I tried just swapping the – and + in the formula, but that does not seem to work.
I’m sure it is something dead simple, but I am a bit of a novice with Excel and when I saw your post, it was so close to what I needed, but just seems to work in reverse.
A big thanks for any assistance you can give.
cheers
hi Tom
Actually, the issue was the nut holding the wheel, not the formula. I just wasn’t reading the result correctly.
The one thing the formula will not do, though, is work from partial hours time difference. One of the timezones I need to work with is a +3.5 time difference, but the formula still only shows 3 hours added.
Any workaround on that one? I see in one of your examples you use the round function or ceiling function, though that is way beyond my scope, to be able to use the original formula, but include either of those functions as well, as don’t wish to create a new results cell.
If the formula in D77 was =IF(C77>=0,B77-TIME(C77,,),B77+TIME(ABS(C77),,)), how would you incorporate a CELING argument using a 12 hour clock rather than 24?

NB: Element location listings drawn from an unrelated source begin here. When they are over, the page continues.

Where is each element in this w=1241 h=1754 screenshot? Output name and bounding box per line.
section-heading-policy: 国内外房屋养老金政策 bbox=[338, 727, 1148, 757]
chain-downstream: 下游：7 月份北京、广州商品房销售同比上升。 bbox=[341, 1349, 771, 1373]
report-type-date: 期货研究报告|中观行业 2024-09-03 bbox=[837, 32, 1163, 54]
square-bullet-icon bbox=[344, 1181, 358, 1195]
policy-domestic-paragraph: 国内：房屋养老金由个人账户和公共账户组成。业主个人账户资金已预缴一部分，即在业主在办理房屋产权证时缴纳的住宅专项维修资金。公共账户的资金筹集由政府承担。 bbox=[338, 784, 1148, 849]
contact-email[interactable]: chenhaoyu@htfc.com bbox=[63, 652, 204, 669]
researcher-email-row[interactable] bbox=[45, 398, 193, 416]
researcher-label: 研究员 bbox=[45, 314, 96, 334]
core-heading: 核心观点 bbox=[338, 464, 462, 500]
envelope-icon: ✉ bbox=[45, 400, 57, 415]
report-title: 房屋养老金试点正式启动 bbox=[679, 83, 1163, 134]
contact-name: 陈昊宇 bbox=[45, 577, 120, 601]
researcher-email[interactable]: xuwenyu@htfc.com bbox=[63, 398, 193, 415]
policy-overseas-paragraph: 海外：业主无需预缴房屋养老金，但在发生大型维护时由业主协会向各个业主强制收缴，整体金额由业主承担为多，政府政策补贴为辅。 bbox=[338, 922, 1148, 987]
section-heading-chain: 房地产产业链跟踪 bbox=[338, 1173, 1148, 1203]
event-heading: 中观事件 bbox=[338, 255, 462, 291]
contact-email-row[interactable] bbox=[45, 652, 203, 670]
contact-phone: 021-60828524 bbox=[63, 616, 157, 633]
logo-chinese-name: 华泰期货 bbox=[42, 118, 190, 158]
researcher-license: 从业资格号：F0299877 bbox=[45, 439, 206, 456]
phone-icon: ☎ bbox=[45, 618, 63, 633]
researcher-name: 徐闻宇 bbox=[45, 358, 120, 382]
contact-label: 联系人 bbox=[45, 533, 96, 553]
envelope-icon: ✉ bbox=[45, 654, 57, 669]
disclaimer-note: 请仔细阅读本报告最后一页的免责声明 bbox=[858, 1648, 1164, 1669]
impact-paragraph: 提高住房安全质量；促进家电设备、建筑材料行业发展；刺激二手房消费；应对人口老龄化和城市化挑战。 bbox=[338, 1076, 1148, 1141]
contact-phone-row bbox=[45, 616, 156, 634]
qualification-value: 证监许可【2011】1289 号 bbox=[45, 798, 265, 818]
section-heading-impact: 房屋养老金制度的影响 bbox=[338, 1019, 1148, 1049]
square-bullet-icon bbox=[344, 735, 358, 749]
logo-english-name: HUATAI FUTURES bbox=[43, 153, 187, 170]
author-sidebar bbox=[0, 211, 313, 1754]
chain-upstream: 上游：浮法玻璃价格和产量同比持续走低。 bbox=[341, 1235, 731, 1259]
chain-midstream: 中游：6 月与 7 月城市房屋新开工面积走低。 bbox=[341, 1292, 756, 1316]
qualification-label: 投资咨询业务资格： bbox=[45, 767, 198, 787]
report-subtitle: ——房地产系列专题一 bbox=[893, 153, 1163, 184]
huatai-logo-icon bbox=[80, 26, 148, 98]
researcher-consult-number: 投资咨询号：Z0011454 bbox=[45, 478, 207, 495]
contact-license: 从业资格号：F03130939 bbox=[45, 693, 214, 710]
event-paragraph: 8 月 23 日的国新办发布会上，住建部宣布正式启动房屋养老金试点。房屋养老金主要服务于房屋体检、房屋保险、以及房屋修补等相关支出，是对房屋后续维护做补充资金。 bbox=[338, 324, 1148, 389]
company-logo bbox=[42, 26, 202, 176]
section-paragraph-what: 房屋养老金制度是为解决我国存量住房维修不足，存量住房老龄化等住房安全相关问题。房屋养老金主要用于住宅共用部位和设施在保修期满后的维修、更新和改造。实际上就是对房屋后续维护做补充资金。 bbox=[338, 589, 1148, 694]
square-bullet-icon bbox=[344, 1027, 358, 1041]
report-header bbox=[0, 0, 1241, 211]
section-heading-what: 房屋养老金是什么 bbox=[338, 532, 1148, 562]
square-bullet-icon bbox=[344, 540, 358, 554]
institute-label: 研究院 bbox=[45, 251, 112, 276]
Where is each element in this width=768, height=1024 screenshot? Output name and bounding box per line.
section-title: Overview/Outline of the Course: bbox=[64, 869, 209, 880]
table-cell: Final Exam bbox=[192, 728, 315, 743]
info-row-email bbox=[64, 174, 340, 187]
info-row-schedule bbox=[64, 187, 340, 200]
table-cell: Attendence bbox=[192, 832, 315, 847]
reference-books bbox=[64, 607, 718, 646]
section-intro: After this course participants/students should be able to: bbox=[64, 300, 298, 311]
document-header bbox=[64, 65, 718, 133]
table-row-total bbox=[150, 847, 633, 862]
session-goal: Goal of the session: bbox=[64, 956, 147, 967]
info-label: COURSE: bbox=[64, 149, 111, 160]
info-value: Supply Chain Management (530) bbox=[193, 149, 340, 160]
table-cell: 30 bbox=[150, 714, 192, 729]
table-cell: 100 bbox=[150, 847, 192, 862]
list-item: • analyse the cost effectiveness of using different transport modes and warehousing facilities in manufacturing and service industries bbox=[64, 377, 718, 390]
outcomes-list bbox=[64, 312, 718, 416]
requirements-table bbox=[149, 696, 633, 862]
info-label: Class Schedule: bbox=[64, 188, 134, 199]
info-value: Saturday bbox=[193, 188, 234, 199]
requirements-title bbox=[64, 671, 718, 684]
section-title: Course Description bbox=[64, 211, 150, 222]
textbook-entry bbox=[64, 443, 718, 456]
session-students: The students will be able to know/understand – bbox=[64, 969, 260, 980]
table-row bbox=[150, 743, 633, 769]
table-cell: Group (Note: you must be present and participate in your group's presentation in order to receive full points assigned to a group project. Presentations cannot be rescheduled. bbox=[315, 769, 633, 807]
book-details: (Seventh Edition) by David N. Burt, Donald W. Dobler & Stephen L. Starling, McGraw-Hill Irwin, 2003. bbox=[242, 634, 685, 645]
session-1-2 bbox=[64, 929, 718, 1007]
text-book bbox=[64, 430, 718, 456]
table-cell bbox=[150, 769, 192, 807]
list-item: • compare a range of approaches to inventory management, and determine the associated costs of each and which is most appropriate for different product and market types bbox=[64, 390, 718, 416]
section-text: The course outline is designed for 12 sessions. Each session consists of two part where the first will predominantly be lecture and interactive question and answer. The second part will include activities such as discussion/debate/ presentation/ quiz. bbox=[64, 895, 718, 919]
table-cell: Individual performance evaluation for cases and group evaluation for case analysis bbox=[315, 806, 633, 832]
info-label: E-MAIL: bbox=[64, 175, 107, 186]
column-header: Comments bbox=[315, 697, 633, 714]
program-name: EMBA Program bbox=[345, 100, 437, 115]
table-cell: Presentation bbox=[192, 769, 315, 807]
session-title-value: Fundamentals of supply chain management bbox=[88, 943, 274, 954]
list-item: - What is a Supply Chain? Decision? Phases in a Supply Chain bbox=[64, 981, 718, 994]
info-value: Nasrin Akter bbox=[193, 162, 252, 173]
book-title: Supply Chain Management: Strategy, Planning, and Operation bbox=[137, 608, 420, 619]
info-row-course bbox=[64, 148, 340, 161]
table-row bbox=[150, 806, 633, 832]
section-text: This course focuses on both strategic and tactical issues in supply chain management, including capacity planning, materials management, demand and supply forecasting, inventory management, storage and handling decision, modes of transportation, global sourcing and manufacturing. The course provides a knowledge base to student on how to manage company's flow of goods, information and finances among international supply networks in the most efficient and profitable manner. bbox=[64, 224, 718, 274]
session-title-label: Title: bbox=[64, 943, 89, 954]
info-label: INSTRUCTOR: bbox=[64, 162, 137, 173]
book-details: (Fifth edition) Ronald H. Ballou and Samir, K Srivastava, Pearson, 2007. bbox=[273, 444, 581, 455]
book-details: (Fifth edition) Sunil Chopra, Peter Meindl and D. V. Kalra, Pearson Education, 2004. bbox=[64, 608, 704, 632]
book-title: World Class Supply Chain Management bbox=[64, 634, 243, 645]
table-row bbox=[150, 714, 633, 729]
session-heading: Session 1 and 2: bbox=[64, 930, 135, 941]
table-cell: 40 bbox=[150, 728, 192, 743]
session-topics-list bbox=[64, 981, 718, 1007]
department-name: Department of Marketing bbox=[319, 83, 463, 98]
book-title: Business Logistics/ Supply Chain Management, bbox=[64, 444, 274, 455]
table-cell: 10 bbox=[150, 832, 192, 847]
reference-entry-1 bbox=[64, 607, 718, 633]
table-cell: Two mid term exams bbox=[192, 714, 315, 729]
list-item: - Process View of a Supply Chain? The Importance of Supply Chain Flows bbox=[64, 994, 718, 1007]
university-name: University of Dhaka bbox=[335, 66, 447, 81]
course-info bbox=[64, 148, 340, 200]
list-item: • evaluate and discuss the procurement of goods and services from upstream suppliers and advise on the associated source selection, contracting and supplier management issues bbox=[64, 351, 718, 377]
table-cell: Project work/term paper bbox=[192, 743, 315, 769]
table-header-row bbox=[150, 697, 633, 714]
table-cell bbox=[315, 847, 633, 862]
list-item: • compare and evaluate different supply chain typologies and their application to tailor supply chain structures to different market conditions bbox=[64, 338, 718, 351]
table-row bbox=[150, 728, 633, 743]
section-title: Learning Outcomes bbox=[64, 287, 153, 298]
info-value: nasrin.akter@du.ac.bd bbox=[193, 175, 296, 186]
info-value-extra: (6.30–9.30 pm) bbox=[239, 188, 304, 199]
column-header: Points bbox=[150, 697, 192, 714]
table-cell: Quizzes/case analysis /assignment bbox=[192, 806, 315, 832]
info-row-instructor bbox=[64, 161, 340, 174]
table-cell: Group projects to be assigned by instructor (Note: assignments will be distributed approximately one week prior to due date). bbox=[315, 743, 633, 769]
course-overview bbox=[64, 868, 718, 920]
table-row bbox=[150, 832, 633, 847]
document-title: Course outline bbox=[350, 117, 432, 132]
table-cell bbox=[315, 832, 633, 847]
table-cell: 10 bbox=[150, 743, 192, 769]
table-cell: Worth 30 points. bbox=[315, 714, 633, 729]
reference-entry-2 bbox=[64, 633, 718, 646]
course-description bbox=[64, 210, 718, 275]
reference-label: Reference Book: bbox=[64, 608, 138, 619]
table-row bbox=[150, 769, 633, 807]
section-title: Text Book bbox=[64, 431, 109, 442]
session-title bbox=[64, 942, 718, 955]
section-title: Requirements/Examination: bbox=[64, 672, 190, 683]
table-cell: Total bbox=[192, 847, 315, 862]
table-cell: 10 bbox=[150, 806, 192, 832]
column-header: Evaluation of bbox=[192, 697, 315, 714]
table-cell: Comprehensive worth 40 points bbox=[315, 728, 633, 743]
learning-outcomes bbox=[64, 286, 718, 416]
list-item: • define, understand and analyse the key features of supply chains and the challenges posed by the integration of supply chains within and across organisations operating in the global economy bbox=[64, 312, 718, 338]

cheers mate. Sorry about the earlier post
Shane
I’m not exactly sure of your question, but for dealing with international times where there is a 30-minute difference in time clocks such as with India, see if this link helps you:
http://www.atlaspm.com/toms-tutorials-for-excel/toms-tutorials-for-excel-rounding-times-of-day-by-the-half-hour/
hi Tom
Thanks so much for the reply.
My question was how do I incorporate ROUND or CEILING into your existing formula to have the result go to the next half hour?
I used your formula in cell D77 =IF(C77>=0,B77-TIME(C77,,),B77+TIME(ABS(C77),,))
The result is a round hour, but should be a half hour as the time difference is 3.5 hours. It is just beyond me to incorporate either of those above arguments, ROUND or CEILING into this existing formula. I have tried, but with no success, so was just asking for the correct way to do it based on a 12 hour, rather than 24 hour clock.